Purni Morell is the artistic director of the Unicorn Theatre here in London. I first met her when we met to redesign their site. She impressed me right away by the way she envisioned creating children’s theatre. Create it as you would any other theatre. Treat children like equals. Don’t dumb down.
This was quite different from my experience. Perhaps this is partly due to being from North America, where so much is dumbed down, it seems…
In this article for The Stage
, Purni says, “I’m often asked why it is that there is so much excellent work for children coming out of Belgium, Holland, Germany and Scandinavia. I don’t think it’s about funding or longer rehearsal periods or purpose-built buildings – most of that is not true anyway, much the same pressures apply there as here. No, simply, in those countries, children are treated as people, with respect… In those countries, children start school later, they have fewer tests, and society gives them room to discover who they are, to understand adults and to be understood by them, as equals.”
My husband Daniel and I see shows at the Unicorn all the time and we love it. Just as good, and often even better, and ‘adult’ theatre.

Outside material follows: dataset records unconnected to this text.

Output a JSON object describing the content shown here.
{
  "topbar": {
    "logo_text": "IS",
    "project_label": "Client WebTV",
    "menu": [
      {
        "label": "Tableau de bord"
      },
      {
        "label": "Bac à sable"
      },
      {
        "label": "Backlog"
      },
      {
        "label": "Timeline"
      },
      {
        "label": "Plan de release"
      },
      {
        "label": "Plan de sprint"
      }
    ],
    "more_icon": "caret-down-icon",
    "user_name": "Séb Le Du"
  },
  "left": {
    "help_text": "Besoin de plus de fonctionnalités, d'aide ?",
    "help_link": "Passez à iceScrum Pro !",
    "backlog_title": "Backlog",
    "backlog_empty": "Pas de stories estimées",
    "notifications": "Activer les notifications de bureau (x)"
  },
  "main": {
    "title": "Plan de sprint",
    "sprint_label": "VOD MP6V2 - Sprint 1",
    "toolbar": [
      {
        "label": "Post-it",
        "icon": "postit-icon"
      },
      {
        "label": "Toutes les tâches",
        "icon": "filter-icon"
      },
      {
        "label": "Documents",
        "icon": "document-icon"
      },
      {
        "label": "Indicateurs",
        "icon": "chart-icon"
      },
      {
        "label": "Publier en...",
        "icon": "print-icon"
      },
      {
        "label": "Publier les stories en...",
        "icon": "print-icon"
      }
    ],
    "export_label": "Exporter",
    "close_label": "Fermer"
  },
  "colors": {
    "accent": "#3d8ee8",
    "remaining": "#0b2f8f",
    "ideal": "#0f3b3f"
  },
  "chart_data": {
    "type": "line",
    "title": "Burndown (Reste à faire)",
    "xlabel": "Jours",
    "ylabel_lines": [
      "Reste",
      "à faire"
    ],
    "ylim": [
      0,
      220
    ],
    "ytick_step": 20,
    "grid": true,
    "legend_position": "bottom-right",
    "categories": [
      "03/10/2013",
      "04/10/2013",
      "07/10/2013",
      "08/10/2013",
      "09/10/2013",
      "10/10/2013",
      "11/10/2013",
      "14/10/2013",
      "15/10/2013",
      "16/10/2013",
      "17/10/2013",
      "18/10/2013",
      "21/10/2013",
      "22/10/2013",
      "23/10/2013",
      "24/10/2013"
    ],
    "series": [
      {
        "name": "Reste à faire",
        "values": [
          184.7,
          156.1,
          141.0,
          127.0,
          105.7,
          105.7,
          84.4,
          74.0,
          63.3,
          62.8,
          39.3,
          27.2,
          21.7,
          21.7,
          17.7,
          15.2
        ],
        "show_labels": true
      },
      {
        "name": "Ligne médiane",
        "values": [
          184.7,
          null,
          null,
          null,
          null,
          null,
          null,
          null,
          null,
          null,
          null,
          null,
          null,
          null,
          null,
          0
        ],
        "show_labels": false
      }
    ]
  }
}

Purni goes on to list five things to change in children’s theatre in the UK, summarised below:
1) Stop treating theatre for children as ‘provision’ and start treating it as art.
- More commissioning does not necessarily create better art.
- Until theatre for children is commissioned and created by artists in the same way as any other piece of work, we are doing our children a disservice.
2) Just call it all theatre and don’t focus so much on differentiating who it is for.
- Stop using phrases TYA (theatre for young people); CYP (children and young people) etc.
- Really great work reaches everyone, regardless of age.
3) Stop using the words ‘charming’, ‘enchanting’ and ‘magical’ in marketing copy and in reviews.
- Nobody of any age, considers his or her life to be in any way charming, enchanting or magical. Fascinating, yes. Interesting, yes. Confusing, complex, extraordinary, astonishing, changeable – yes, yes, yes.
- We go to theatre for more interesting and complicated reasons. And so do children.
4) Adults experience the theatre with kids as you would with adults.
- Pay attention to what children are listening to in the theatre without interfering, offering beverages, shushing or asking whether everything is okay or whether they understand.
5) An end to all-white casts, across the board.
As Purni says, “Children are not the future. They are the present. They’re actually here, now. Let’s start making better art on that basis.”